A revolution that will bring the platinum mining industry to its knees and cripple SA’s economy is imminent, says Joseph Mathunjwa, president of the Association of Mineworkers and Construction Union (Amcu).
In the past several months, mining houses have threatened to shed thousands of jobs.
Speaking at the rally to commemorate the Marikana massacre in North West, Mathunjwa dared Lonmin bosses present with his ultimatum.
Lonmin plans to retrench 12,500 minewokers by 2020, while Impala Platinum recently announced it was planning to reduce its headcount by 13,000 in the next two years.
Mathunjwa said Amcu would stage a year-long strike to render the mines defunct if they proceeded with the plans.
"We will bring the platinum belt to its knees and nothing will move here… We don’t fear you. "We are waiting for you. In 2014 we were not fully prepared but managed to transport all our members to their homes.
"We will never fail, we paid school fees and bonds during a five-month strike. We’ll give you 12 months with these mines not working," he said.
But Lonmin CEO Ben Magara, who addressed the gathering before Mathunjwa, pleaded poverty, saying the company wanted to improve the lives of the mineworkers and the affected communities but there was no money.
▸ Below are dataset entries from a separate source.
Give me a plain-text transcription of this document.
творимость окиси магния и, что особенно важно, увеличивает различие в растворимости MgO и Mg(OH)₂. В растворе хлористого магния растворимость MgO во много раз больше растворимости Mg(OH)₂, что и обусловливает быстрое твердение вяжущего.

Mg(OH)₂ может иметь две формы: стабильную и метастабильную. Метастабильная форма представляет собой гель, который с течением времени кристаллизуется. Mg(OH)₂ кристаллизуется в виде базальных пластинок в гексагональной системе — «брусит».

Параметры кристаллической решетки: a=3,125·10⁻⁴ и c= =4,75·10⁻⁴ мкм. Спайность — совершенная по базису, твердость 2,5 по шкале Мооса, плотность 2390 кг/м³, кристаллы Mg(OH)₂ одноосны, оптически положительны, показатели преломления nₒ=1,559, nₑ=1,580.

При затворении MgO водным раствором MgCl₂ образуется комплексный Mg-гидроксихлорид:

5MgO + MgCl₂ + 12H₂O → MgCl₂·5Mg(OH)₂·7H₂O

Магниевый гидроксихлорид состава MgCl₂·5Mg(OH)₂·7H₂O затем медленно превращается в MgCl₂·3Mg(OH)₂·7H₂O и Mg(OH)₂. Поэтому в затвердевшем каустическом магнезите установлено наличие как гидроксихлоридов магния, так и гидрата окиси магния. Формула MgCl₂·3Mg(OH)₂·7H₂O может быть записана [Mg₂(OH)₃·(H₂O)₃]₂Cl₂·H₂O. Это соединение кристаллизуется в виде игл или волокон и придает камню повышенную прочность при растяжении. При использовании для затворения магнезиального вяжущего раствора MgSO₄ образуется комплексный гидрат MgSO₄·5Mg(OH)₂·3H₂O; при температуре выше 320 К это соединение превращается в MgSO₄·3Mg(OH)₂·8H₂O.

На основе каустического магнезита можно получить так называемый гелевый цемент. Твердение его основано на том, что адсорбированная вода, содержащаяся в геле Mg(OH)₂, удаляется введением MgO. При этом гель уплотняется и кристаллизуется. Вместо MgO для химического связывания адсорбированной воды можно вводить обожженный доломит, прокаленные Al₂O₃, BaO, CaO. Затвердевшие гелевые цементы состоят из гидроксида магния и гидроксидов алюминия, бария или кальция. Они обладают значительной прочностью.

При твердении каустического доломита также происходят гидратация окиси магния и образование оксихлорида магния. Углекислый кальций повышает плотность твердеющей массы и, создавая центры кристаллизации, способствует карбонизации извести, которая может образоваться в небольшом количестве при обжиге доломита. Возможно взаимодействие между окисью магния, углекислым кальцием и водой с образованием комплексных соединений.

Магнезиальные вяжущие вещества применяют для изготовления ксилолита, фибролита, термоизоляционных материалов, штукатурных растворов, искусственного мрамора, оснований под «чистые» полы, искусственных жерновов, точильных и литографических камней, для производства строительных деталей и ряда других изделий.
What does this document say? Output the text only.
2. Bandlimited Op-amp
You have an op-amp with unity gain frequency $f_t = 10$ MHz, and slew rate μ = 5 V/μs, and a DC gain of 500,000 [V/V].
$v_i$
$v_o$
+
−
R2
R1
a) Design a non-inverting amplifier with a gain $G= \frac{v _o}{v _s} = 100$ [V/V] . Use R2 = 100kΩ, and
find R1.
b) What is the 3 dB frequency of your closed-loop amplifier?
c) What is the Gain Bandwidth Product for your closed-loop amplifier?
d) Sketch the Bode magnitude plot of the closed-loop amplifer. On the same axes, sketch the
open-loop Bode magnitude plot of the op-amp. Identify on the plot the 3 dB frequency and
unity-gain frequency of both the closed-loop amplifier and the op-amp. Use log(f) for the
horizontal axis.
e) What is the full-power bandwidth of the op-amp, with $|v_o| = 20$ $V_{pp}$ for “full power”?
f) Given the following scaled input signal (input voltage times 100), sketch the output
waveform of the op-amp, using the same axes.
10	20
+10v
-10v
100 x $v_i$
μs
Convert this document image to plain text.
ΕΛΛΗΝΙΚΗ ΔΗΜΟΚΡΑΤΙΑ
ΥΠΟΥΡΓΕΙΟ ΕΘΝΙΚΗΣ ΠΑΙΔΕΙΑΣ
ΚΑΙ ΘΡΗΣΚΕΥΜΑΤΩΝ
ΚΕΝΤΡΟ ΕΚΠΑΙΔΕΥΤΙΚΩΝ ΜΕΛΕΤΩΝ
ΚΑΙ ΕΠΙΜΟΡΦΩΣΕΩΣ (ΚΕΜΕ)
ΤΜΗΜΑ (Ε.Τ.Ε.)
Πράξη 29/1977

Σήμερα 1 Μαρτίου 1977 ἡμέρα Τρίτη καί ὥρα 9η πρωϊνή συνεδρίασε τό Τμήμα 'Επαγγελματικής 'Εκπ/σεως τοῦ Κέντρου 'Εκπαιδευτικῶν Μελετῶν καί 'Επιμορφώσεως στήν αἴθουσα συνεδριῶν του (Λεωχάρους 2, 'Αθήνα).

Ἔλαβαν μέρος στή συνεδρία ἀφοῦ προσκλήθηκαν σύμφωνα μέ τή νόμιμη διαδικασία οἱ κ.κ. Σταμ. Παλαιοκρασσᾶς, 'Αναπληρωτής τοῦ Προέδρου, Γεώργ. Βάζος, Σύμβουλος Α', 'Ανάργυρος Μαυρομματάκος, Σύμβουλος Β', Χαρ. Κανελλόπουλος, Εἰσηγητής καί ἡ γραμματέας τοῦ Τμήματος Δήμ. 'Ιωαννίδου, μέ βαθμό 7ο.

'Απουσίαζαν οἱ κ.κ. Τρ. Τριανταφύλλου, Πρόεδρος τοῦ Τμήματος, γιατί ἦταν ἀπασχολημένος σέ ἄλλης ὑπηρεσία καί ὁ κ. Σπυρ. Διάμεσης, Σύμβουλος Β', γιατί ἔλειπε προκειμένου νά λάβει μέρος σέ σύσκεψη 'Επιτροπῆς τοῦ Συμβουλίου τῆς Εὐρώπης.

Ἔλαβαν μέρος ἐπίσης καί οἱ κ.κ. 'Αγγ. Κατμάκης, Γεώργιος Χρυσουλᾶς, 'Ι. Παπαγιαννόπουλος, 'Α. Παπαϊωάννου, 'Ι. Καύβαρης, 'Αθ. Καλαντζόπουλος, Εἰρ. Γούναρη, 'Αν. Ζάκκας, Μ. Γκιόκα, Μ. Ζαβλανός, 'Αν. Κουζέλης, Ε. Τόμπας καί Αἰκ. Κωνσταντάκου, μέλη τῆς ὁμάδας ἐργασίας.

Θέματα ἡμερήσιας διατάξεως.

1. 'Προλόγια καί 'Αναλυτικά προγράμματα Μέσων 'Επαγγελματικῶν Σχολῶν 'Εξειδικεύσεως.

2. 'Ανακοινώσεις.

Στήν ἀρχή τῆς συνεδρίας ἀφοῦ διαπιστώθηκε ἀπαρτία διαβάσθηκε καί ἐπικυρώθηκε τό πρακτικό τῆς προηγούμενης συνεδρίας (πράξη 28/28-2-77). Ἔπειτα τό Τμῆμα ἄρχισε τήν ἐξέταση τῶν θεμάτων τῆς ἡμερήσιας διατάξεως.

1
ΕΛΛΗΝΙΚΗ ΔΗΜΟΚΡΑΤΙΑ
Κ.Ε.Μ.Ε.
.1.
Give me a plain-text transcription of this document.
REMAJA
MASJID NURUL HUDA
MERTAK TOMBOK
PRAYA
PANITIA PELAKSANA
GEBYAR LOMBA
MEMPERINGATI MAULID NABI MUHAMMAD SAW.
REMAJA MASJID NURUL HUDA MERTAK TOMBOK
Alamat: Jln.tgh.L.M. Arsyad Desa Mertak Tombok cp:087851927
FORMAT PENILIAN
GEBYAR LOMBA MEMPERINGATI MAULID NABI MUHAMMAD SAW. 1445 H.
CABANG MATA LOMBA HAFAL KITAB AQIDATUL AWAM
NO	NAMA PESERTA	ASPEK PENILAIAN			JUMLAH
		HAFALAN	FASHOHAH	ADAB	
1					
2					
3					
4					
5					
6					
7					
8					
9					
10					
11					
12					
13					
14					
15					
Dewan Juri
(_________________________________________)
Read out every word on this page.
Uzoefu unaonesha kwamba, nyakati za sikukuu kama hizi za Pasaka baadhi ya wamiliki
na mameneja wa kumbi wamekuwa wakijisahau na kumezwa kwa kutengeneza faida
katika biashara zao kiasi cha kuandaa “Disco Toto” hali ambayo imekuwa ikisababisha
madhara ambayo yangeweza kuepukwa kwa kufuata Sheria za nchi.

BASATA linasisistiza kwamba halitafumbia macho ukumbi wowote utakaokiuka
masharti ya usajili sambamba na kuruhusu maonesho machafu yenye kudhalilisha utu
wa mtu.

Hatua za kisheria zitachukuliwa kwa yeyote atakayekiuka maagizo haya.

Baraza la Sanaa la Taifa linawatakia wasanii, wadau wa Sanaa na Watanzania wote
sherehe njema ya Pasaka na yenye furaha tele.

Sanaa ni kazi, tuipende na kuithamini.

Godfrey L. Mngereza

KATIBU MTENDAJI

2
Magara said the company was "avoiding retrenchments".
Amcu staged a five-month strike over wages in the platinum sector in 2014.
The echo of Mathunjwa’s war cries bounced off the rocks that flank the hill where the 34 Lonmin mineworkers were gunned down by the police six years ago. The long faces that had braved the scorching North West sun came alive as Mathunjwa stood up to speak.
The addresses on Thursday mirrored attitudes from six years ago when Mathunjwa told Lonmin that the workers would not get off the hill until the company had committed to increasing salaries to R12,500.
And just like back then, Lonmin, through Magara, said there was no money available, while warning workers about possible retrenchments.
Just like the narrative from the bosses and the unions, little has changed in Marikana since the massacre.
The same dusty gravel roads reach like weathered fingers into the nooks and crannies of the informal settlements.
Meanwhile, President Cyril Ramaphosa, just like his predecessor Jacob Zuma, was a no show in the area at the commemoration that remains a highly politicised platform. Opposition political parties expressed their outrage at the government’s failure to act on the Farlam commission of inquiry recommendations.
The inquiry was set up to probe the Marikana massacre.
Ramaphosa will have no other chance to join the community when it remembers the 34 slain mineworkers until after the 2019 national elections.
Speaking to Business Day on the sidelines of the commemoration, a young mineworker said it made no difference whether Ramaphosa came to Marikana as it would not be the "magic wand" they needed to heal.
The trauma of August 16 2012, when the world watched as wounded mineworkers lying in pools of blood gasped for breath and the dead lay still, haunts many workers and community members in the area.